How CAD/AVL supports analytics
Operational feeds from CAD/AVL enable:
- Live fleet monitoring — vehicle progression, off-route detection, gap identification
- On-time performance — actual vs. scheduled times at timepoints
- Running time analysis — segment travel times compared to schedule
- Service reliability — operated vs. scheduled trips, missed trip detection
- Historical trending — performance before and after schedule or network changes
When combined with GTFS (scheduled baseline) and APC (passenger counts), CAD/AVL completes the picture of what ran, when, and with how many passengers.
Integration challenges
CAD/AVL data is rich but not always analytics-ready:
- Stop and trip ID mapping must align with GTFS identifiers
- Vendor formats vary — integration often requires custom connectors or export pipelines
- Data latency differs from published GTFS-RT feeds
- Archive completeness — historical retention policies affect long-term trend analysis
Agencies should treat CAD/AVL integration as a data governance priority, with documented ID mappings and feed health monitoring.

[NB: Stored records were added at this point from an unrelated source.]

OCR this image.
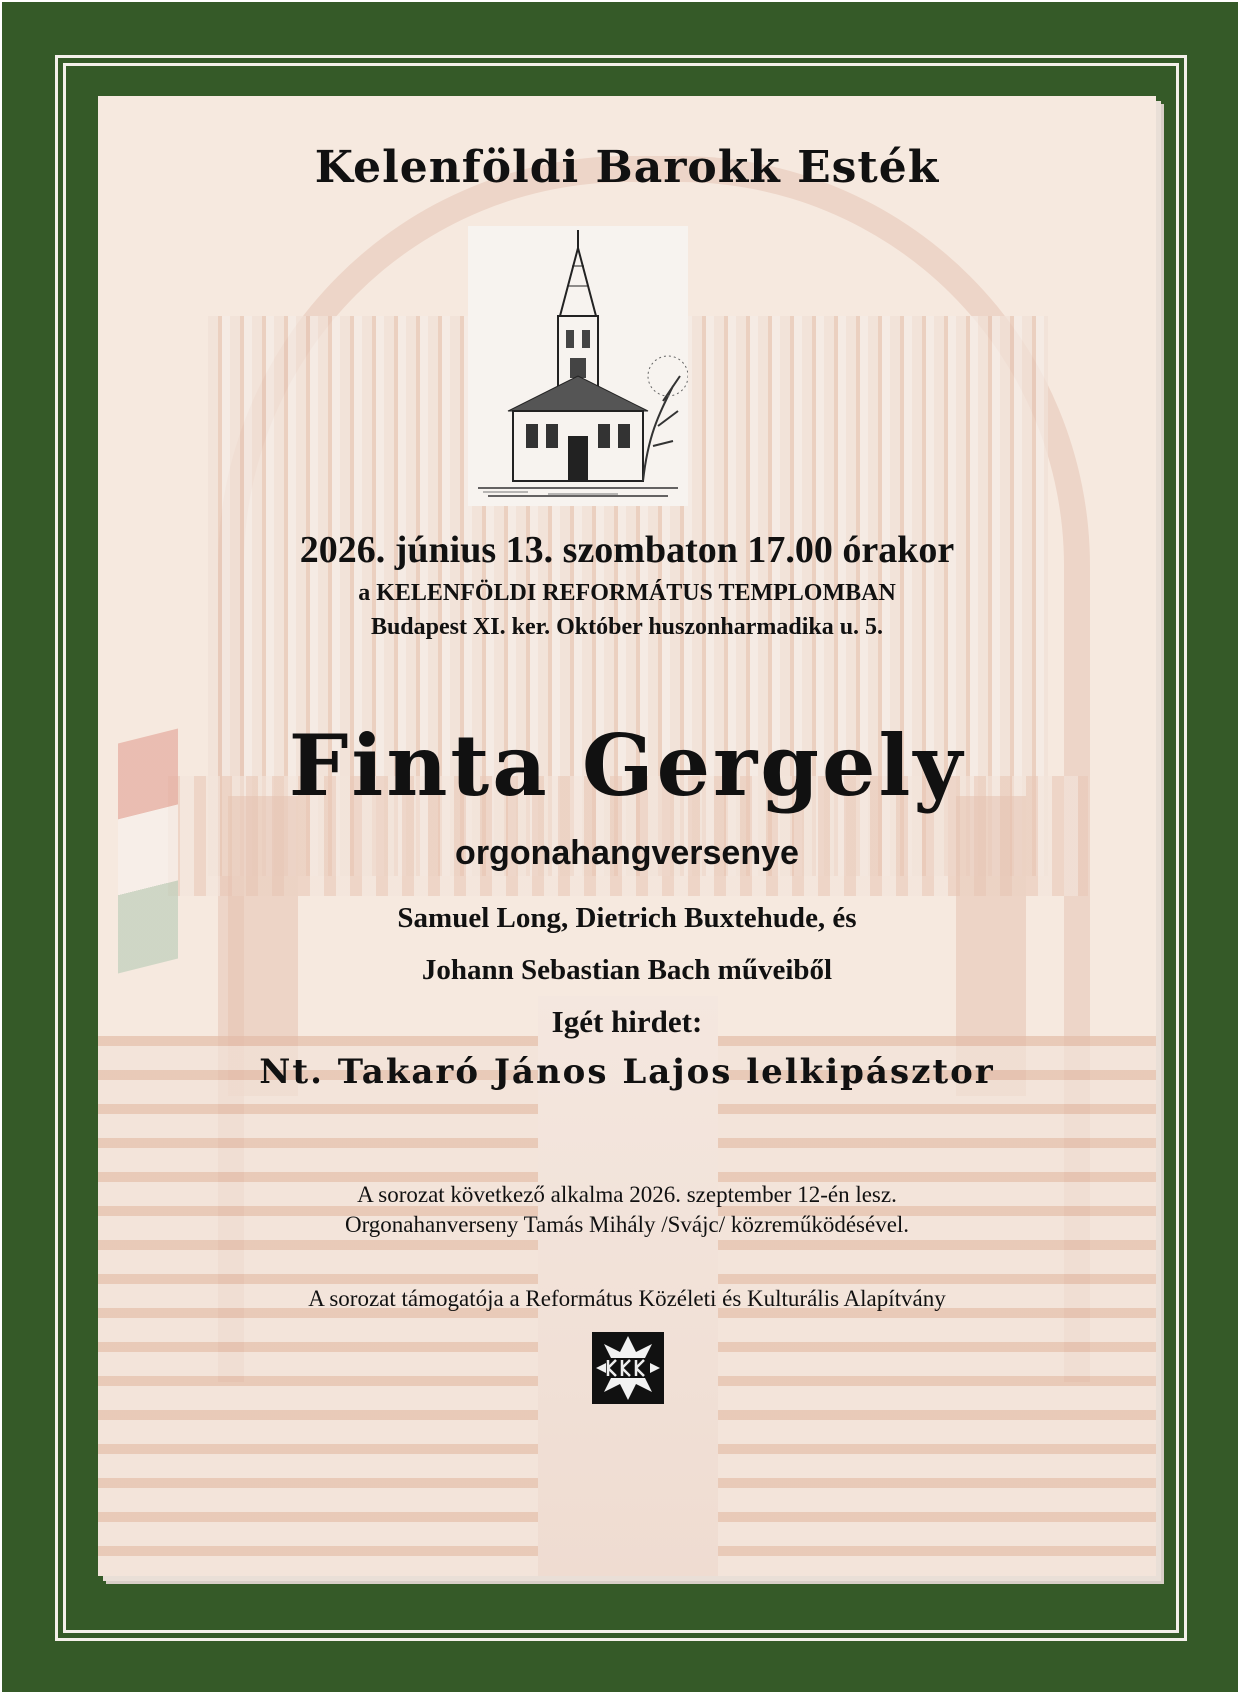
Kelenföldi Barokk Esték
2026. június 13. szombaton 17.00 órakor
a KELENFÖLDI REFORMÁTUS TEMPLOMBAN
Budapest XI. ker. Október huszonharmadika u. 5.
Finta Gergely
orgonahangversenye
Samuel Long, Dietrich Buxtehude, és
Johann Sebastian Bach műveiből
Igét hirdet:
Nt. Takaró János Lajos lelkipásztor
A sorozat következő alkalma 2026. szeptember 12-én lesz.
Orgonahanverseny Tamás Mihály /Svájc/ közreműködésével.
A sorozat támogatója a Református Közéleti és Kulturális Alapítvány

Using existing on-board infrastructure
A key advantage for many agencies is that CAD/AVL already exists on every revenue vehicle. Bus RT Insights leverages this existing on-board infrastructure — no additional hardware installation — connecting operational feeds with GTFS, GTFS-RT, and ridership data in a unified analytics environment.
Conclusion
CAD/AVL is the primary source of truth for what vehicles actually did on the street. Understanding how it works — and how it connects to GTFS and analytics platforms — is essential for operational visibility and performance management.